27th Feb 2014 09:12
LONDON (Alliance News) - Royal Bank of Scotland Group PLC Thursday reported its sixth consecutive annual pretax loss, and its biggest since 2008, while unveiling a business restructuring that further scales down its investment bank and narrows the bailed-out bank's focus to the UK.
RBS reported a GBP8.24 billion pretax loss for 2013, widened from GBP5.28 billion in 2012, after incurring GBP3.84 billion in provisions and GBP4.82 billion in impairments and other losses.
In response, RBS shares plummeted by 6.4% to 331.39 pence in early trading Thursday.

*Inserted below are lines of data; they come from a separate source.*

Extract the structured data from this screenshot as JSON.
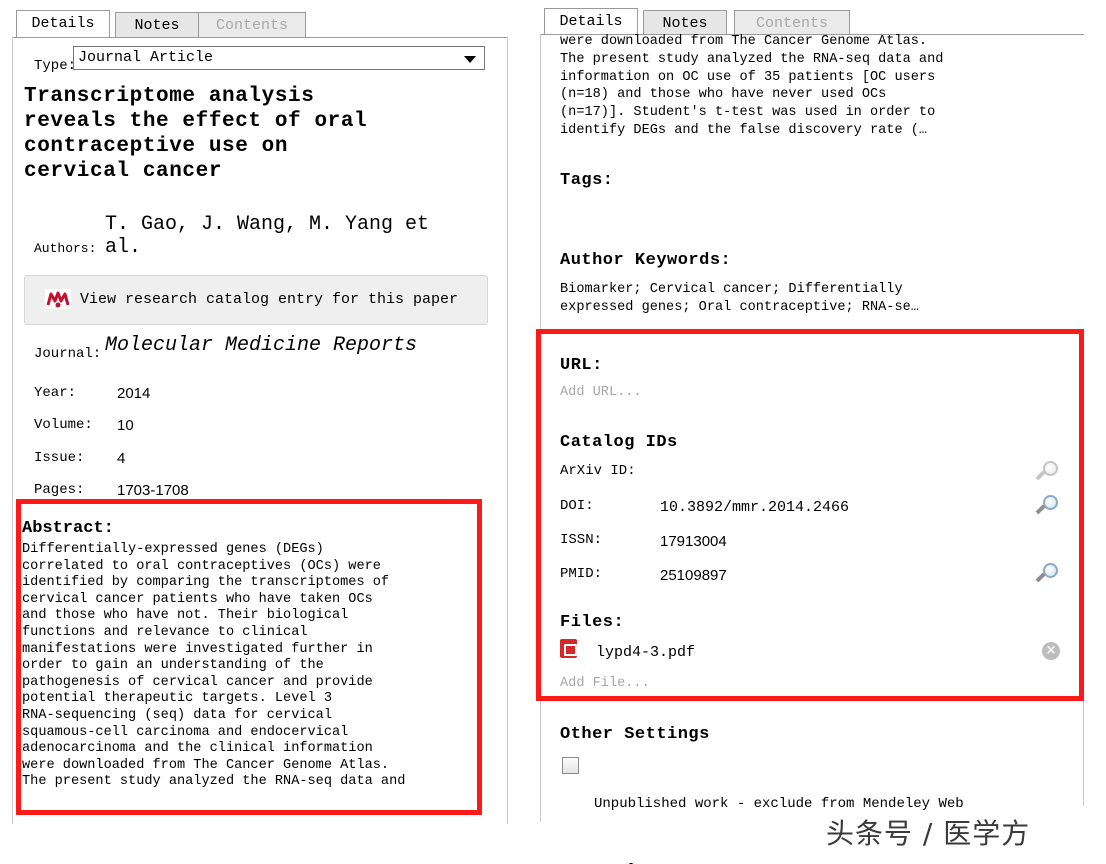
{
  "left": {
    "tabs": {
      "details": "Details",
      "notes": "Notes",
      "contents": "Contents"
    },
    "type_label": "Type:",
    "type_value": "Journal Article",
    "title_lines": [
      "Transcriptome analysis",
      "reveals the effect of oral",
      "contraceptive use on",
      "cervical cancer"
    ],
    "authors_label": "Authors:",
    "authors_lines": [
      "T. Gao, J. Wang, M. Yang et",
      "al."
    ],
    "catalog_button": "View research catalog entry for this paper",
    "journal_label": "Journal:",
    "journal_value": "Molecular Medicine Reports",
    "year_label": "Year:",
    "year_value": "2014",
    "volume_label": "Volume:",
    "volume_value": "10",
    "issue_label": "Issue:",
    "issue_value": "4",
    "pages_label": "Pages:",
    "pages_value": "1703-1708",
    "abstract_heading": "Abstract:",
    "abstract_text": "Differentially-expressed genes (DEGs)\ncorrelated to oral contraceptives (OCs) were\nidentified by comparing the transcriptomes of\ncervical cancer patients who have taken OCs\nand those who have not. Their biological\nfunctions and relevance to clinical\nmanifestations were investigated further in\norder to gain an understanding of the\npathogenesis of cervical cancer and provide\npotential therapeutic targets. Level 3\nRNA-sequencing (seq) data for cervical\nsquamous-cell carcinoma and endocervical\nadenocarcinoma and the clinical information\nwere downloaded from The Cancer Genome Atlas.\nThe present study analyzed the RNA-seq data and"
  },
  "right": {
    "tabs": {
      "details": "Details",
      "notes": "Notes",
      "contents": "Contents"
    },
    "abstract_continued": "were downloaded from The Cancer Genome Atlas.\nThe present study analyzed the RNA-seq data and\ninformation on OC use of 35 patients [OC users\n(n=18) and those who have never used OCs\n(n=17)]. Student's t-test was used in order to\nidentify DEGs and the false discovery rate (…",
    "tags_heading": "Tags:",
    "keywords_heading": "Author Keywords:",
    "keywords_text": "Biomarker; Cervical cancer; Differentially\nexpressed genes; Oral contraceptive; RNA-se…",
    "url_heading": "URL:",
    "url_placeholder": "Add URL...",
    "catalog_heading": "Catalog IDs",
    "arxiv_label": "ArXiv ID:",
    "arxiv_value": "",
    "doi_label": "DOI:",
    "doi_value": "10.3892/mmr.2014.2466",
    "issn_label": "ISSN:",
    "issn_value": "17913004",
    "pmid_label": "PMID:",
    "pmid_value": "25109897",
    "files_heading": "Files:",
    "file_name": "lypd4-3.pdf",
    "add_file_placeholder": "Add File...",
    "other_heading": "Other Settings",
    "unpublished_label_lines": [
      "Unpublished work - exclude from Mendeley Web",
      "catalog"
    ],
    "unpublished_checked": false
  },
  "watermark": "头条号 / 医学方",
  "colors": {
    "highlight_border": "#ff1a1a",
    "placeholder": "#a6a6a6",
    "pdf_icon": "#d62828"
  }
}
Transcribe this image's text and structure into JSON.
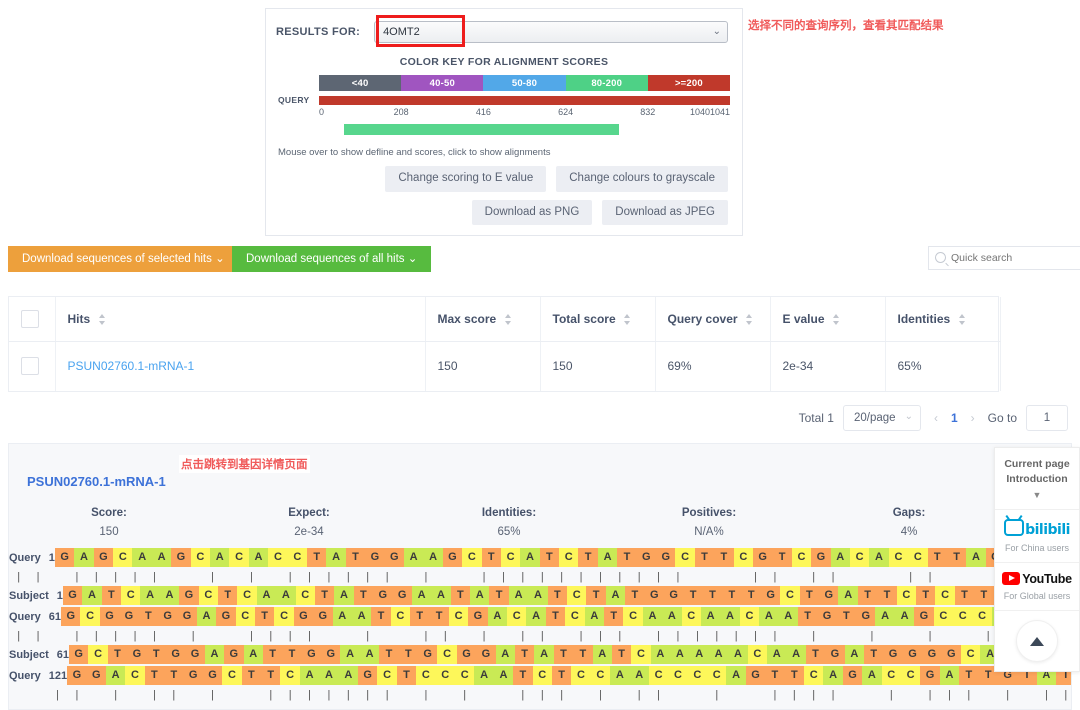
{
  "blast_graphic": {
    "results_for_label": "RESULTS FOR:",
    "selected_query": "4OMT2",
    "color_key_title": "COLOR KEY FOR ALIGNMENT SCORES",
    "key_segments": [
      {
        "label": "<40",
        "color": "#5d6673"
      },
      {
        "label": "40-50",
        "color": "#a055c0"
      },
      {
        "label": "50-80",
        "color": "#52a8e8"
      },
      {
        "label": "80-200",
        "color": "#4ed186"
      },
      {
        "label": ">=200",
        "color": "#c0392b"
      }
    ],
    "query_label": "QUERY",
    "query_bar_color": "#c0392b",
    "ticks": [
      "0",
      "208",
      "416",
      "624",
      "832",
      "10401041"
    ],
    "hit_bar": {
      "color": "#57d68d",
      "left_pct": 6,
      "width_pct": 67
    },
    "mouseover_note": "Mouse over to show defline and scores, click to show alignments",
    "buttons": [
      "Change scoring to E value",
      "Change colours to grayscale",
      "Download as PNG",
      "Download as JPEG"
    ],
    "annotation_cn": "选择不同的查询序列，查看其匹配结果"
  },
  "actions": {
    "download_selected": "Download sequences of selected hits ⌄",
    "download_selected_color": "#eda03c",
    "download_all": "Download sequences of all hits ⌄",
    "download_all_color": "#57bb3f",
    "quick_search_placeholder": "Quick search"
  },
  "hits_table": {
    "columns": [
      "Hits",
      "Max score",
      "Total score",
      "Query cover",
      "E value",
      "Identities"
    ],
    "rows": [
      {
        "hit": "PSUN02760.1-mRNA-1",
        "max_score": "150",
        "total_score": "150",
        "query_cover": "69%",
        "e_value": "2e-34",
        "identities": "65%"
      }
    ]
  },
  "pagination": {
    "total": "Total 1",
    "page_size": "20/page",
    "prev": "‹",
    "current_page": "1",
    "next": "›",
    "goto_label": "Go to",
    "goto_value": "1"
  },
  "alignment": {
    "title": "PSUN02760.1-mRNA-1",
    "annotation_cn": "点击跳转到基因详情页面",
    "stats": [
      {
        "key": "Score:",
        "value": "150"
      },
      {
        "key": "Expect:",
        "value": "2e-34"
      },
      {
        "key": "Identities:",
        "value": "65%"
      },
      {
        "key": "Positives:",
        "value": "N/A%"
      },
      {
        "key": "Gaps:",
        "value": "4%"
      }
    ],
    "query_label": "Query",
    "subject_label": "Subject",
    "blocks": [
      {
        "query_pos": "1",
        "subject_pos": "1",
        "query": "GAGCAAGCACACCTATGGAAGCTCATCTATGGCTTCGTCGACACCTTAGTCGTTAGATC",
        "subject": "GATCAAGCTCAACTATGGAATATAATCTATGGTTTTGCTGATTCTCTTGTTCTTCGCTG",
        "match": "||.|||||..|.|.||||||.|..|||||||||||...||.||...||...||..|.||"
      },
      {
        "query_pos": "61",
        "subject_pos": "61",
        "query": "GCGGTGGAGCTCGGAATCTTCGACATCATCAACAACAATGTGAAGCCCATGACA-GTGT",
        "subject": "GCTGTGGAGATTGGAATTGCGGATATTATCAAAAACAATGATGGGGCAATCACACTTGCA",
        "match": "||.|||||.|..||||..|..||.|.||.|||.|||||||.|..|..|..|.|..||.|"
      },
      {
        "query_pos": "121",
        "subject_pos": "",
        "query": "GGACTTGGCTTCAAAGCTCCCAATCTCCAACCCCAGTTCAGACCGATTGTATCGAATTC",
        "subject": "",
        "match": "..||.|.||.|..|||||||.|.|..|||.|.||..|..||||..|.|||.|.|||.|."
      }
    ]
  },
  "side_widget": {
    "title_line1": "Current page",
    "title_line2": "Introduction",
    "caret": "▼",
    "bilibili_label": "bilibili",
    "bilibili_sub": "For China users",
    "youtube_label": "YouTube",
    "youtube_sub": "For Global users"
  }
}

Chief Executive Ross McEwan, who has endured a tumultuous first few months on the job - including the creation of an internal bad bank to manage down toxic assets and the management of a large number of legacy issues still haunting the bank - unveiled a business restructuring that sees the lender's investment bank swallowed up as part of a shuffle that sees its seven operating divisions realigned into three businesses.
RBS's investment bank, which has seen significant shrinking of its balance sheet and reduced risk levels, no longer be visible. RBS has instead created three divisions. These are Corporate & Institutional Banking, Personal & Business Banking, and Commercial & Private Banking.
RBS said the reorganised bank will be a UK-focused retail and corporate bank with a presence internationally in order to drive its corporate bank. The reorganised bank will be managed as one, with one strategy.
Les Matheson will be chief executive of Personal & Business Banking, with Alison Rose to be chief executive of Commercial & Private Banking. Donald Workman will be chief executive of Corporate & Institutional Banking.
More detailed reviews of component business lines continue within each business, and further updates will be provided over the course of the year, RBS said. The costs to achieve its simplification strategic plan will be about GBP5 billion over 2014 to 2017, with about GBP1 billion of that already committed to its IPOs of Citizens, Williams and Glyn and the previous restructuring announced for the Markets business.
RBS said the its Capital Resolution Group, set up from January 1, will manage a pool of GBP29 billion in toxic assets. It had been forecast to manage GBP38 billion, but accelerated disposals and increased impairments reduced that total.
RBS said it expects "elevated restructuring costs in the next two years" as it gets its customer service and costs back to where it expects them to be. It expects cost reductions and improved efficiency as a result of its strategic review and expects the underlying cost base to be GBP1 billion lower in 2014.
Meanwhile, RBS said it raised GBP1.14 billion gross from the sale of its remaining significant stake in Direct Line Group PLC, selling the shares at 263 pence each to institutional investors.
Its said progress has been made on the IPO of Williams & Glyn, while the IPO of US bank Citizens remains on track.
RBS pays no dividend. It is negotiating with the UK government, which holds an 82% stake, for permission to resume dividend payments in the future.
"We are confident that the actions announced [Thursday] will deliver a customer-focused bank with undoubted capital strength, the potential for attractive returns and an ability to recommence dividends over the medium term," RBS said.